Many years ago I wrote a story about meatloaf for two reasons. The first reason is because I was trying to win a free Kindle (I’ve never bought one to this day). The second reason is because I’d recently had an adventure that involved meatloaf, it was fresh in my mind and I decided to go for it; timing is everything. 🙂
me giving a seminar;
phones didn’t take great pictures back then
Unfortunately I didn’t win; I don’t think I even placed. I did get one critique on the story, though. The guy said he liked the story and laughed at it, but that I used the word “I” too many times and that if I’d tightened that up then the story might have been stronger.
Let’s talk about storytelling for a moment, if I may. Going back even further, I wrote a series on book writing, and one of those lessons was about the art of telling a story. People love stories (heck, I love stories!), and the better you can tell your story, the more people love to hear it. My dad loved telling stories, and I think I got that from him.
If you’re telling a story in general, it’s often recommended that you try not to use one or two words over and over. For instance, if you’re writing fiction and your story’s main character is Henry, you shouldn’t always be writing “Henry said” or “Henry thought” or something like that all the time. The idea is to weave Henry’s name in there every once in a while to make sure everyone knows when it’s Henry or someone else, but otherwise try to make your story flow better by not stopping on every sentence by saying “Henry”.
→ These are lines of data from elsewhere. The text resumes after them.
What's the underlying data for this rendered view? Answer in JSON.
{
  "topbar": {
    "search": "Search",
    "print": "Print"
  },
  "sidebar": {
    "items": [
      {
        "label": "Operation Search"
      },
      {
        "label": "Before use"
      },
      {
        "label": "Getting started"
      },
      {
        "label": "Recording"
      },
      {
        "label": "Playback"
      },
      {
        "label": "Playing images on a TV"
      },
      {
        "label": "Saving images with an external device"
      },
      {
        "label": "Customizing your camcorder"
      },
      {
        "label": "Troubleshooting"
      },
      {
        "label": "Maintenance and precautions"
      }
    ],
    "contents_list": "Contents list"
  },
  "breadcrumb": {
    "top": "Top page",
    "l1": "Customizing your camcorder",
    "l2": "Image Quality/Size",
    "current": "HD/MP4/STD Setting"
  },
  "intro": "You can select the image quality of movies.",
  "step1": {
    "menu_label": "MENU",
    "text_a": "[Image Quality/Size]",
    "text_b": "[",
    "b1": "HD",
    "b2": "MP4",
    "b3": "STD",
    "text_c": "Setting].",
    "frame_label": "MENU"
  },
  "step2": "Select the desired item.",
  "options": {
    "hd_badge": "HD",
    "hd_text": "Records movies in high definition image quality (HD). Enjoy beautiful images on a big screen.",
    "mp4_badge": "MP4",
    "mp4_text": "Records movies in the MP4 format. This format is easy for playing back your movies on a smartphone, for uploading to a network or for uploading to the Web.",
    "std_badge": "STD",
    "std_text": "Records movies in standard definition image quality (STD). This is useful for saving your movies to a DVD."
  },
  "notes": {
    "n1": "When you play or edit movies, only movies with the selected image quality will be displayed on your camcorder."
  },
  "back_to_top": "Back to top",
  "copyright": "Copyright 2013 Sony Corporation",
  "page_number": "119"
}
That explains writing fictional stories; what if you’re telling your own tale? Suddenly the rules change, at least in my mind. It’s would sound silly if you were trying to convey your thoughts and you said “there was this thought that” or “Johnny wondered” if your name was Johnny.
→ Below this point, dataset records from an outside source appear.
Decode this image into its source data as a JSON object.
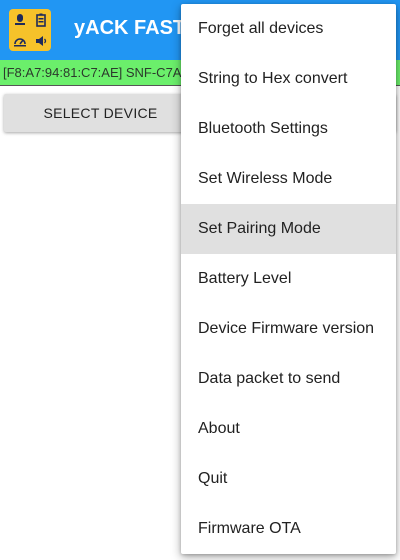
{
  "app_bar": {
    "title": "yACK FAST",
    "logo_icons": [
      "sensor-icon",
      "battery-icon",
      "gauge-icon",
      "speaker-icon"
    ],
    "color": "#2196f3"
  },
  "status_strip": {
    "text": "[F8:A7:94:81:C7:AE] SNF-C7A",
    "color": "#6bef6b"
  },
  "main": {
    "select_device_label": "SELECT DEVICE"
  },
  "menu": {
    "items": [
      {
        "label": "Forget all devices"
      },
      {
        "label": "String to Hex convert"
      },
      {
        "label": "Bluetooth Settings"
      },
      {
        "label": "Set Wireless Mode"
      },
      {
        "label": "Set Pairing Mode",
        "highlighted": true
      },
      {
        "label": "Battery Level"
      },
      {
        "label": "Device Firmware version"
      },
      {
        "label": "Data packet to send"
      },
      {
        "label": "About"
      },
      {
        "label": "Quit"
      },
      {
        "label": "Firmware OTA"
      }
    ]
  }
}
If you’re telling your story, one would expect you to use “I” most of the time if you’re in it. For instance, I was the main protagonist in writing my story on The Keys. How else would I have told that story without the word “I”? If it was fictionalized maybe one finds a different way, but if I, or you, are telling our own story, how ridiculous would it be without “I”?
There is an art to storytelling, though. Beginning, middle, end; that’s the script, just like the script for most songs follows a 1-4-1-4-5-4-1 chord progression (that’s going to keep you thinking for a while lol). We want to be introduced to our hero, so to speak, early on, and then we want to see what happens to that character, and then we want to see how it’s resolved.
Stories can be short or long; in essence, they are what they are. Stories need to follow a progression; not everyone likes stories that suddenly go back in history, or take sidebars that don’t seem to have anything to do with the story (although the movie Pulp Fiction did that; I hated it the first time I saw it, but figured it out when I saw it again 10 years later).
We want the stories we’re going to consume direct, in order, fleshed out as much as needed, and then concluded in a way that makes us feel something; happy, upset, or even laughing. If it’s your story, we want to know how you felt, what you thought, and if you have to use “I” often, then so be it.
Of course, I could be wrong on this, but I doubt it. As I was reading Traci Lords book Underneath It All (don’t judge me lol), I was struck by this thought; how could she have told her story otherwise without the frequent use of the word “I”? She couldn’t; that’s the point. If you need to use it, use it as long as it’s about you.
If it’s not about you, or you’re telling a story about someone or something else, then there shouldn’t be an issue with that word, but you need to be careful in looking at the words you do use to see if maybe there’s another choice every once in a while. By the way, it doesn’t matter whether it’s a written or verbal story; the same rules apply.